Pakenham had had a distinguished military career, so his body couldn't be simply left on foreign soil.  His body was disemboweled, and was carefully packed in a barrel of rum.  Actually, to get his body to fit in the barrel, his head had to be temporarily cut off.  (After last week's blog, I'm a little loath to mention this fact for fear that you might think that beheading is going to turn into some kind of a trend in this blog.  Honest, I promise not to lop off any more heads for at least another month.)

Pakenham was shipped home, his head was reattached, and he was buried on the family estate in Ireland.  That is the end of the story...but not the end of the legend.  In one version of the tale, it was a long and difficult voyage back home.  The sailors on the ship soon ran out of their accustomed daily grog ration and drilled a small hole into the cask in order to siphon off a little of the rum through a straw.   

This practice was called "sucking the monkey" and seems to have originated from British sailors drilling a hole in a coconut, draining out the coconut milk and replacing it with rum.  Have you ever noticed that the three dark spots on the top of a coconut look a little like a monkey's face?  The word coconut even comes from a 16th century Portuguese word for head.

Another version of the Pakenham legend has the barrel being lost during the shipment home and ultimately being sold to a plantation in South Carolina.  The barrel was tapped for a large party and enjoyed by all present.  ("I do declare!  This rum has a fine body and a good head.")  When the barrel was empty of rum, the owners wondered why it was still so heavy.  When they opened the barrel, the discovery broke up the party.

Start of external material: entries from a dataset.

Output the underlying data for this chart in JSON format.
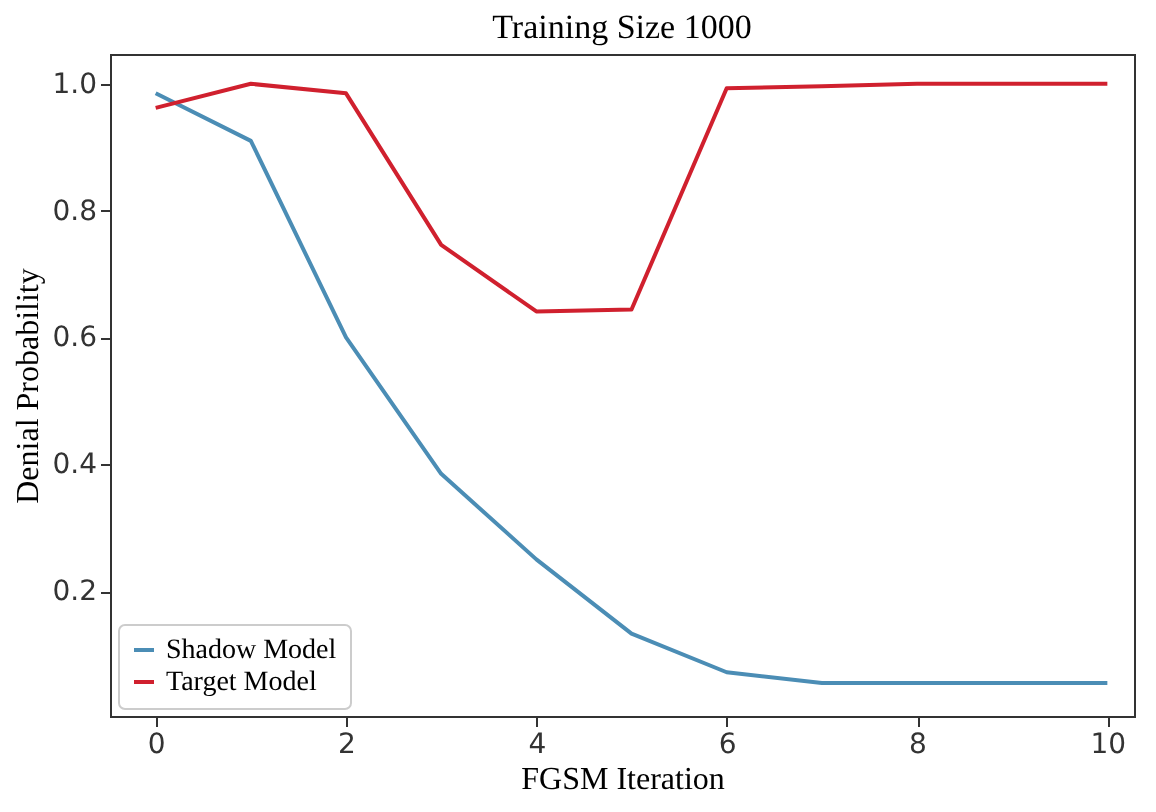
{
  "chart_data": {
    "type": "line",
    "title": "Training Size 1000",
    "xlabel": "FGSM Iteration",
    "ylabel": "Denial Probability",
    "x": [
      0,
      1,
      2,
      3,
      4,
      5,
      6,
      7,
      8,
      9,
      10
    ],
    "series": [
      {
        "name": "Shadow Model",
        "color": "#4b8db5",
        "values": [
          0.985,
          0.91,
          0.6,
          0.385,
          0.25,
          0.133,
          0.072,
          0.055,
          0.055,
          0.055,
          0.055
        ]
      },
      {
        "name": "Target Model",
        "color": "#d0202e",
        "values": [
          0.962,
          1.0,
          0.985,
          0.746,
          0.641,
          0.644,
          0.993,
          0.996,
          1.0,
          1.0,
          1.0
        ]
      }
    ],
    "xlim": [
      -0.48,
      10.28
    ],
    "ylim": [
      0.003,
      1.047
    ],
    "xticks": [
      0,
      2,
      4,
      6,
      8,
      10
    ],
    "yticks": [
      {
        "value": 0.2,
        "label": "0.2"
      },
      {
        "value": 0.4,
        "label": "0.4"
      },
      {
        "value": 0.6,
        "label": "0.6"
      },
      {
        "value": 0.8,
        "label": "0.8"
      },
      {
        "value": 1,
        "label": "1.0"
      }
    ],
    "grid": false,
    "legend": "bottom left",
    "marker": "none",
    "line_style": "solid"
  }
}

Nor is Pakenham the only British military hero attached to such a grotesque tale.  At the Battle of Trafalgar in 1805, the British navy destroyed or captured most of the combined navies of France and Spain.  The architect of this monumental victory was Admiral Horatio Nelson, who unfortunately did not survive the battle. 

Preservation of cadavers, was a science that would not exist until the 1860's, when the sheer number of men killed during the American Civil War prompted the development of what came to be known as "embalming science."  Until then...the bodies went into barrels of spirits. 

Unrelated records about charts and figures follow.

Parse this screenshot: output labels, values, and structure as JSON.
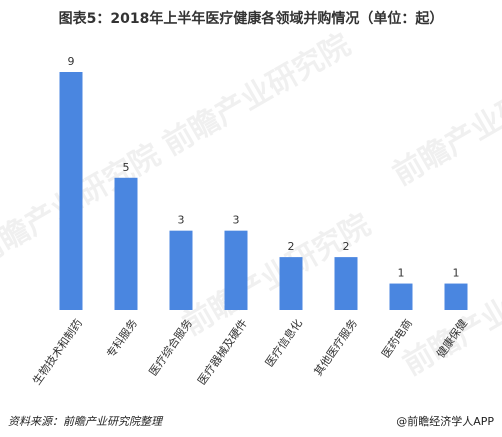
{
  "chart_data": {
    "type": "bar",
    "title": "图表5：2018年上半年医疗健康各领域并购情况（单位：起）",
    "categories": [
      "生物技术和制药",
      "专科服务",
      "医疗综合服务",
      "医疗器械及硬件",
      "医疗信息化",
      "其他医疗服务",
      "医药电商",
      "健康保健"
    ],
    "values": [
      9,
      5,
      3,
      3,
      2,
      2,
      1,
      1
    ],
    "ylim": [
      0,
      9
    ],
    "bar_color": "#4a86e0",
    "grid": false,
    "xlabel": "",
    "ylabel": ""
  },
  "footer": {
    "source": "资料来源：前瞻产业研究院整理",
    "brand": "@前瞻经济学人APP"
  },
  "watermark_text": "前瞻产业研究院"
}
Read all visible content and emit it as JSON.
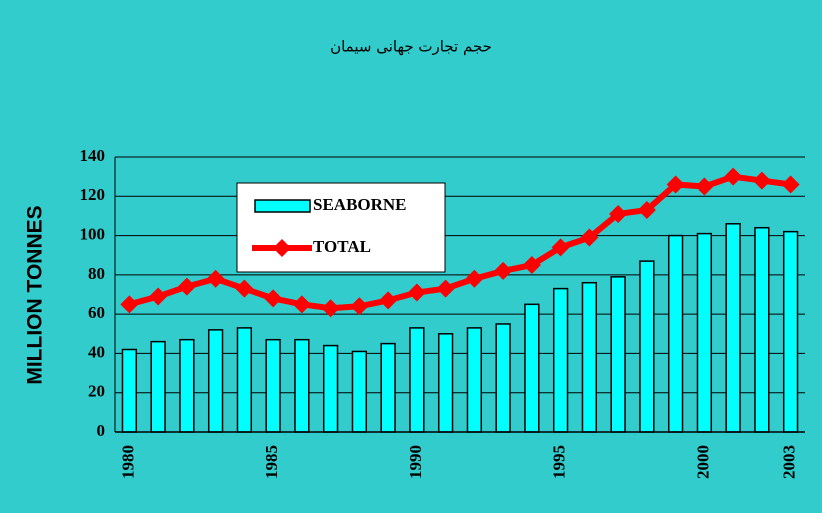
{
  "chart_data": {
    "type": "bar_line",
    "title": "حجم تجارت جهانی سیمان",
    "y_label": "MILLION TONNES",
    "categories": [
      "1980",
      null,
      null,
      null,
      null,
      "1985",
      null,
      null,
      null,
      null,
      "1990",
      null,
      null,
      null,
      null,
      "1995",
      null,
      null,
      null,
      null,
      "2000",
      null,
      null,
      "2003"
    ],
    "series": [
      {
        "name": "SEABORNE",
        "type": "bar",
        "color": "#00ffff",
        "values": [
          42,
          46,
          47,
          52,
          53,
          47,
          47,
          44,
          41,
          45,
          53,
          50,
          53,
          55,
          65,
          73,
          76,
          79,
          87,
          100,
          101,
          106,
          104,
          102
        ]
      },
      {
        "name": "TOTAL",
        "type": "line",
        "color": "#ff0000",
        "values": [
          65,
          69,
          74,
          78,
          73,
          68,
          65,
          63,
          64,
          67,
          71,
          73,
          78,
          82,
          85,
          94,
          99,
          111,
          113,
          126,
          125,
          130,
          128,
          126
        ]
      }
    ],
    "ylim": [
      0,
      140
    ],
    "yticks": [
      0,
      20,
      40,
      60,
      80,
      100,
      120,
      140
    ],
    "grid": true
  }
}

Nelson was placed in a barrel of brandy.  The barrel was lashed to a mast and guarded by the ship's marines until the ship arrived in Gibraltar.  There, the barrel was drained of the brandy and refilled with wine.  The barrel was opened in England and the admiral's body was placed in a lead casket, which was placed inside a wood casket made from the mast of the French flagship L'Orient, then buried in St. Paul's inside a sarcophagus originally carved for Cardinal Wolsey. 

But those are just the facts--here is the legend:  during the voyage home, sailors drained the brandy and consumed it.  When the cask arrived in London, the brandy was found to be considerably less than full.  To this day, brandy is sometimes referred to as "Nelson's blood" and to the men in the British Navy, the phrase "tapping the admiral" means to obtain an alcoholic drink by theft.

Actually, history is full of such legends.  There is an Arab story from the 13th century in which treasure hunters found a sealed jar of honey in a tomb under the Egyptian pyramids.  After enjoying a leisurely meal from bread dipped into the honey, naturally, at the bottom of the jar, they discover the preserved body of a child.

I'm not going to tell my students any of these other stories, I still have hopes they will remember a little of the real lectures.